Its global footprint includes Canada, the United States, Spain, Germany, Italy, Brunei, Indonesia, Malaysia, Singapore, Thailand and Australia.
There are plans to expand its presence in the US both online and through bricks-and-mortar retailers.
The company is also moving into Britain and North Asia.
In line with its North Asia push, Skin Inc received a strategic investment from Korean entertainment conglomerates Spackman Entertainment Group and Spackman Media Group in March.
South Korean actress Son Ye Jin, who is managed by Spackman Media Group, is now the face of Skin Inc - its first ever "brand evangelist".
Even as it takes on the world, Skin Inc is also integrating big data into its growth strategy.
The company is tapping its database of customer "skin check" questionnaires to come up with new products.
More than one million people have completed these online skin checks.

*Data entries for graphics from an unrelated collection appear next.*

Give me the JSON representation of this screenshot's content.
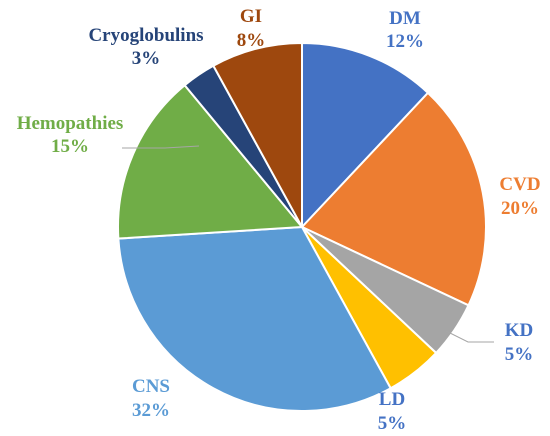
{
  "chart_data": {
    "type": "pie",
    "title": "",
    "slices": [
      {
        "name": "DM",
        "value": 12,
        "pct_label": "12%",
        "color": "#4472C4",
        "label_color": "#4472C4"
      },
      {
        "name": "CVD",
        "value": 20,
        "pct_label": "20%",
        "color": "#ED7D31",
        "label_color": "#ED7D31"
      },
      {
        "name": "KD",
        "value": 5,
        "pct_label": "5%",
        "color": "#A5A5A5",
        "label_color": "#4472C4"
      },
      {
        "name": "LD",
        "value": 5,
        "pct_label": "5%",
        "color": "#FFC000",
        "label_color": "#4472C4"
      },
      {
        "name": "CNS",
        "value": 32,
        "pct_label": "32%",
        "color": "#5B9BD5",
        "label_color": "#5B9BD5"
      },
      {
        "name": "Hemopathies",
        "value": 15,
        "pct_label": "15%",
        "color": "#70AD47",
        "label_color": "#70AD47"
      },
      {
        "name": "Cryoglobulins",
        "value": 3,
        "pct_label": "3%",
        "color": "#264478",
        "label_color": "#264478"
      },
      {
        "name": "GI",
        "value": 8,
        "pct_label": "8%",
        "color": "#9E480E",
        "label_color": "#9E480E"
      }
    ],
    "start_angle": "12 o'clock, clockwise",
    "legend": "none",
    "data_labels": "category name and percentage, outside with leader lines"
  }
}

"We found out that half of our customers are millennials and their skin needs are different," Ms Tan says of the data collected from the skin checks.
"They break out more often and those aged below 28 might not be worried about ageing but have other concerns, like sensitive skin."
In response, Skin Inc launched the Optimizer Voyage Blue Light.
The device is a pared-down version of the brand's Optimizer Voyage Tri-Light introduced in 2015 - a handheld wireless device that uses coloured light-emitting diode (LED) chromotherapy to treat problems such as acne, redness and dullness.
The original device has three light settings, while the Optimizer Voyage Blue Light comes with just one and is targeted at sensitive, blemish-prone skin.
"We designed one with a single light and at a cheaper price (targeted at millennials) so customers in that age group can afford it," says Ms Tan. "We want our products to be relevant to you and to impact your life. The data is crowdsourced and we then bring that voice back to the lab."